チャックは以前ここで自殺を考えましたが、木の人形で試したところで思いとどまったのでした。
その夜、今度はウィルソンと「口論」を始めるチャック。
「ああ、分かってるよ。だがあの時はああするしかなかった!」
「やってみなきゃ分からないだろう!」
だんだんヒートアップしてくるチャック。
「こんな無人島で!こんな穴ぐらの中で!バレーボールなんかと一生喋っていられるか!!」
そう叫んでウィルソンを外に向けて蹴り飛ばすチャック。
しかし、すぐに我に返り、慌ててウィルソンを探し始めます。
そして、ウィルソンを見つけるチャック。
「あぁ、すまなかったウィルソン!許してくれ!」と泣きそうになりながら駆け寄っていきます。
既にウィルソンはチャックにとってかけがえのない友になっていたのです。
そしてイカダが完成し出発の日、「チャック・ノーランドはここに1500日間いた。

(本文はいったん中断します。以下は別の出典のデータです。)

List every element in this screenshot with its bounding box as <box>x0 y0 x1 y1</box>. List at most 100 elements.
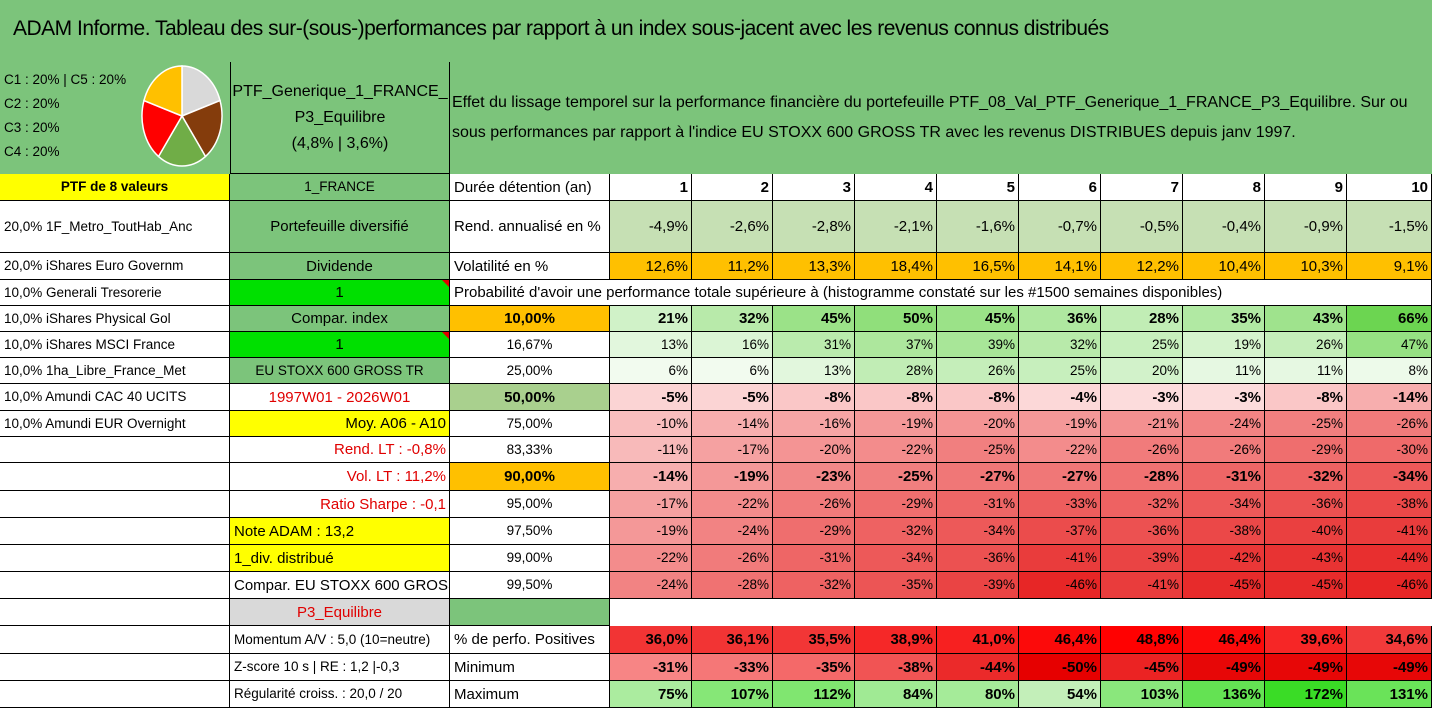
stat-cell: -35% <box>773 654 855 681</box>
probability-cell: 47% <box>1347 332 1432 358</box>
probability-cell: -30% <box>1347 437 1432 463</box>
probability-cell: 45% <box>937 306 1019 332</box>
annual-return-cell: -0,7% <box>1019 201 1101 253</box>
probability-cell: -14% <box>1347 384 1432 411</box>
empty-cell <box>0 599 230 626</box>
probability-cell: 66% <box>1347 306 1432 332</box>
probability-cell: 13% <box>610 332 692 358</box>
allocation-pie-chart <box>141 65 223 167</box>
annual-return-cell: -1,6% <box>937 201 1019 253</box>
probability-cell: -39% <box>937 572 1019 599</box>
probability-cell: 11% <box>1183 358 1265 384</box>
info-cell: 1 <box>230 332 450 358</box>
empty-cell <box>0 681 230 708</box>
probability-cell: -34% <box>1347 463 1432 491</box>
probability-cell: -46% <box>1347 572 1432 599</box>
duration-header: 8 <box>1183 174 1265 201</box>
volatility-cell: 12,2% <box>1101 253 1183 280</box>
info-cell: Compar. index <box>230 306 450 332</box>
legend-item: C2 : 20% <box>4 96 60 111</box>
stat-cell: 80% <box>937 681 1019 708</box>
duration-header: 4 <box>855 174 937 201</box>
stat-cell: 54% <box>1019 681 1101 708</box>
comment-marker <box>442 332 449 339</box>
probability-cell: 25% <box>1019 358 1101 384</box>
annual-return-cell: -2,6% <box>692 201 773 253</box>
probability-cell: -21% <box>1101 411 1183 437</box>
probability-cell: -16% <box>773 411 855 437</box>
probability-cell: -5% <box>692 384 773 411</box>
duration-header: 2 <box>692 174 773 201</box>
probability-cell: -29% <box>773 518 855 545</box>
probability-cell: -27% <box>937 463 1019 491</box>
probability-cell: -20% <box>937 411 1019 437</box>
empty-cell <box>450 599 610 626</box>
probability-cell: -44% <box>1347 545 1432 572</box>
probability-cell: 19% <box>1183 332 1265 358</box>
portfolio-name-line2: P3_Equilibre <box>294 108 386 126</box>
volatility-cell: 18,4% <box>855 253 937 280</box>
info-cell: 1_FRANCE <box>230 174 450 201</box>
threshold-label: 16,67% <box>450 332 610 358</box>
info-cell: 1_div. distribué <box>230 545 450 572</box>
volatility-cell: 14,1% <box>1019 253 1101 280</box>
stat-cell: -45% <box>1101 654 1183 681</box>
threshold-label: 99,00% <box>450 545 610 572</box>
stat-cell: 112% <box>773 681 855 708</box>
annual-return-cell: -1,5% <box>1347 201 1432 253</box>
volatility-cell: 12,6% <box>610 253 692 280</box>
holding-row: 10,0% iShares Physical Gol <box>0 306 230 332</box>
legend-item: C1 : 20% | C5 : 20% <box>4 72 127 87</box>
holding-row: 10,0% 1ha_Libre_France_Met <box>0 358 230 384</box>
stat-cell: 36,1% <box>692 626 773 654</box>
empty-cell <box>0 491 230 518</box>
info-cell: EU STOXX 600 GROSS TR <box>230 358 450 384</box>
probability-cell: 31% <box>773 332 855 358</box>
stat-cell: -49% <box>1265 654 1347 681</box>
probability-cell: -17% <box>610 491 692 518</box>
header-band <box>0 62 1432 174</box>
probability-cell: -45% <box>1183 572 1265 599</box>
info-cell: Vol. LT : 11,2% <box>230 463 450 491</box>
stat-cell: 46,4% <box>1019 626 1101 654</box>
pie-slice-c1 <box>181 65 221 118</box>
info-cell: P3_Equilibre <box>230 599 450 626</box>
probability-cell: -31% <box>1183 463 1265 491</box>
probability-cell: -8% <box>855 384 937 411</box>
info-cell: Rend. LT : -0,8% <box>230 437 450 463</box>
probability-cell: -19% <box>855 411 937 437</box>
probability-title: Probabilité d'avoir une performance tota… <box>450 280 1432 306</box>
probability-cell: -35% <box>855 572 937 599</box>
duration-header: 7 <box>1101 174 1183 201</box>
probability-cell: -5% <box>610 384 692 411</box>
probability-cell: -38% <box>1347 491 1432 518</box>
probability-cell: -22% <box>855 437 937 463</box>
annual-return-cell: -2,1% <box>855 201 937 253</box>
stat-cell: 36,0% <box>610 626 692 654</box>
stat-cell: -38% <box>855 654 937 681</box>
probability-cell: -38% <box>1183 518 1265 545</box>
probability-cell: -19% <box>1019 411 1101 437</box>
probability-cell: -34% <box>937 518 1019 545</box>
pie-slice-c4 <box>141 99 184 158</box>
threshold-label: 99,50% <box>450 572 610 599</box>
probability-cell: 36% <box>1019 306 1101 332</box>
probability-cell: -3% <box>1183 384 1265 411</box>
threshold-label: 95,00% <box>450 491 610 518</box>
threshold-label: 83,33% <box>450 437 610 463</box>
probability-cell: -26% <box>1183 437 1265 463</box>
probability-cell: -8% <box>937 384 1019 411</box>
empty-cell <box>0 437 230 463</box>
stat-cell: -31% <box>610 654 692 681</box>
probability-cell: -22% <box>1019 437 1101 463</box>
probability-cell: -8% <box>1265 384 1347 411</box>
stat-cell: -33% <box>692 654 773 681</box>
probability-cell: -14% <box>692 411 773 437</box>
probability-cell: -41% <box>1101 572 1183 599</box>
stat-cell: 172% <box>1265 681 1347 708</box>
threshold-label: 50,00% <box>450 384 610 411</box>
probability-cell: 50% <box>855 306 937 332</box>
volatility-cell: 10,3% <box>1265 253 1347 280</box>
probability-cell: -4% <box>1019 384 1101 411</box>
stat-label: Minimum <box>450 654 610 681</box>
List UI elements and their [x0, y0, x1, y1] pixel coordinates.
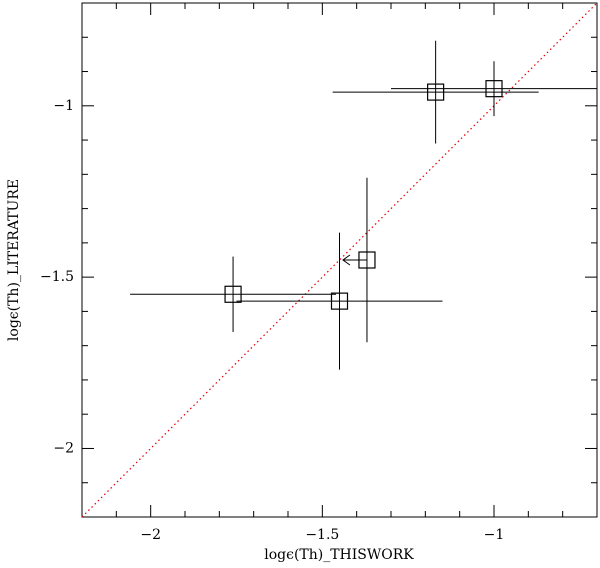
y-tick-label: −2 [53, 440, 74, 456]
x-tick-label: −2 [140, 527, 161, 543]
marker [224, 285, 242, 303]
y-tick-label: −1 [53, 98, 74, 114]
y-axis-label: logϵ(Th)_LITERATURE [6, 179, 22, 341]
plot-frame [81, 2, 598, 518]
marker [485, 80, 503, 98]
x-tick-label: −1 [484, 527, 505, 543]
y-tick-label: −1.5 [40, 269, 74, 285]
marker [358, 251, 376, 269]
marker [427, 83, 445, 101]
x-axis-label: logϵ(Th)_THISWORK [264, 547, 414, 563]
upper-limit-arrowhead [342, 254, 351, 266]
marker [330, 292, 349, 310]
x-tick-label: −1.5 [305, 527, 339, 543]
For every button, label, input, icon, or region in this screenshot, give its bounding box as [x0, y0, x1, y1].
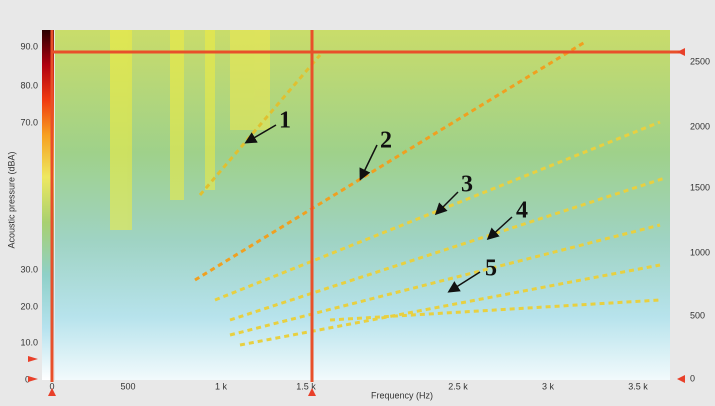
- tick-label: 3.5 k: [628, 381, 648, 391]
- tick-label: 2500: [690, 56, 710, 66]
- annotation: 1: [279, 108, 291, 134]
- tick-label: 500: [120, 381, 135, 391]
- spectral-streaks: [110, 30, 270, 230]
- order-lines: [194, 40, 666, 347]
- spectrogram: [55, 30, 670, 380]
- arrows: [244, 124, 513, 293]
- tick-label: 1000: [690, 247, 710, 257]
- bottom-axis: 0 500 1 k 1.5 k 2.5 k 3 k 3.5 k Frequenc…: [48, 381, 648, 400]
- tick-label: 30.0: [20, 264, 38, 274]
- left-axis: 90.0 80.0 70.0 30.0 20.0 10.0 0 Acoustic…: [6, 41, 38, 384]
- tick-label: 1500: [690, 182, 710, 192]
- tick-label: 90.0: [20, 41, 38, 51]
- tick-label: 3 k: [542, 381, 555, 391]
- tick-label: 1 k: [215, 381, 228, 391]
- right-axis: 2500 2000 1500 1000 500 0: [677, 48, 710, 383]
- tick-label: 80.0: [20, 80, 38, 90]
- tick-label: 0: [25, 374, 30, 384]
- tick-label: 0: [49, 381, 54, 391]
- tick-label: 2.5 k: [448, 381, 468, 391]
- tick-label: 0: [690, 373, 695, 383]
- tick-label: 2000: [690, 121, 710, 131]
- tick-label: 20.0: [20, 301, 38, 311]
- tick-label: 500: [690, 310, 705, 320]
- annotation: 3: [461, 172, 473, 198]
- axis-label: Frequency (Hz): [371, 390, 433, 400]
- tick-label: 10.0: [20, 337, 38, 347]
- tick-label: 70.0: [20, 117, 38, 127]
- axis-label: Acoustic pressure (dBA): [6, 151, 16, 248]
- annotation: 2: [380, 128, 392, 154]
- tick-label: 1.5 k: [296, 381, 316, 391]
- annotation: 5: [485, 256, 497, 282]
- annotation: 4: [516, 198, 528, 224]
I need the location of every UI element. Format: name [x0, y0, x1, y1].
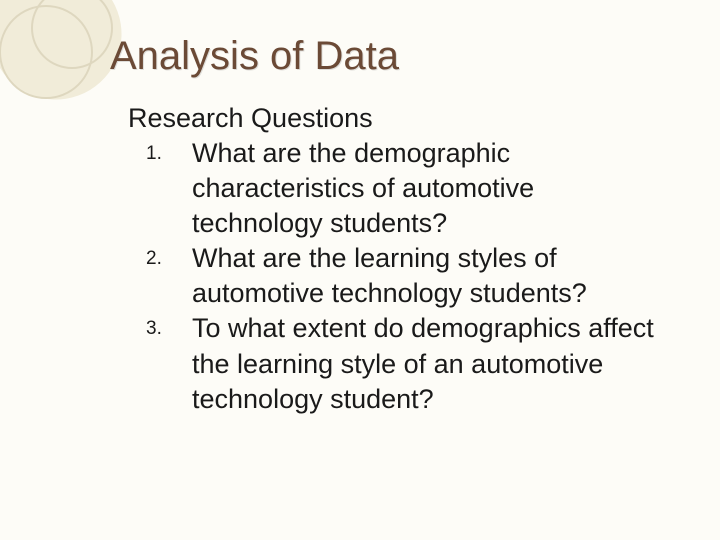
- slide-title: Analysis of Data: [110, 34, 670, 79]
- list-item: To what extent do demographics affect th…: [128, 311, 670, 416]
- list-item: What are the demographic characteristics…: [128, 136, 670, 241]
- list-item: What are the learning styles of automoti…: [128, 241, 670, 311]
- slide-content: Analysis of Data Research Questions What…: [0, 0, 720, 540]
- slide-subtitle: Research Questions: [128, 103, 670, 134]
- question-list: What are the demographic characteristics…: [128, 136, 670, 417]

メンフィスのケリーへ、愛してる」と岩に書き、ウィルソンと共に海へと漕ぎ出すのでした。
以前、ひっくり返された大きな波も、帆をうまく使い乗り越えます。
「やったな!ウィルソン!」
だんだんと離れていく島を、感慨深く見つめるチャック。
何日か海を漂ったある晩、嵐がチャックたちを襲い、帆が飛ばされてしまいます。
必死にしがみつくチャックは、いつの間にか寝てしまっていたようです。
嵐が過ぎ、穏やかな波に揺られているうちに、結びつけていたウィルソンが外れて流されていってしまいます。
目を覚ましたチャックは、ウィルソンがいないことに気付き、辺りを見回します。
離れたところに漂うウィルソンを見つけたチャックは「今助ける!」と海に飛び込みますが、体力を消耗してしまっていることもあり、上手く泳げないチャック。
ウィルソンはどんどん流されていってしまいますが、これ以上イカダから離れると戻れなくなり、溺れてしまいそうなチャック。
とうとうチャックはウィルソンを諦めてしまいます。
「ごめんよ!ウィルソン!許してくれ!」
その後もイカダで漂いながら、友を失った悲しみに泣き続けるチャック。
そしてチャックは、オールを海に流し、波にまかせて漂うことを決めます。
やがて、そうして漂っていたチャックの近くを、タンカーが通りかかり、ついにチャックは救出されるのでした。
チャックが生きていたとの電話を受けたケリーは卒倒してしまいます。
そしてそこには、夫と子供の姿もありました・・・。
四週間後
チャックはメンフィス行きの飛行機に乗っています。
チャック帰還のセレモニーにケリーも来ると聞き、喜びながらも、どう会えばいいのか戸惑うチャック。
しかしセレモニーの待合室に来たのはケリーの夫と名乗る人物でした。
ケリーはひどく混乱して会える状態ではないため、しばらく待ってほしいとのこと。
チャックは窓越しにケリーを見送ります。
帰還のパーティーもお開きとなり、皆が帰った会場で、チャックは豪華な食事を眺めます。
大きなカニの足や、ボタン一つで火が出るライターを見つめるチャック。
部屋に戻ってもベッドでは落ち着かず、床に寝転がり、便利な暮らしに違和感を感じている様子。
そしてチャックはケリーに会いに行きます。
家に招き入れられたチャックは、そこでケリーが幸せな家庭を築いていることを実感します。
そしてずっと持っていた懐中時計をケリーに返すのでした。
ケリーは車で走り去るチャックを見送りますが、たまらなくなり、チャックを追いかけます。
そしてお互いにまだ愛していると伝え合う二人、しかしケリーには家族がいます。
結局そのまま二人は別れるのでした。
その後、一緒に無人島に流れ着いた荷物を、本来の受取人に自ら送り届ける旅をするチャック。
もちろんその中にはバレーボールもあります。
長く伸びる国道の傍らに立ち、チャックは一人微笑むのでした。
まとめ・感想
やはり長くなってしまいました。
無駄な部分はカットして、なるべく短くまとめようと思うのですが、良い作品に無駄な部分なんてないんですよね。
初めてこの作品を見たとき、ウィルソンが流されていくシーンで泣いてしまいました。
冷静に考えれば、ただのボールなんですが・・・。
そういった錯覚を起こさせるのも、映画の力の一つなんだなということをひしひしと感じさせてくれる作品だと思います。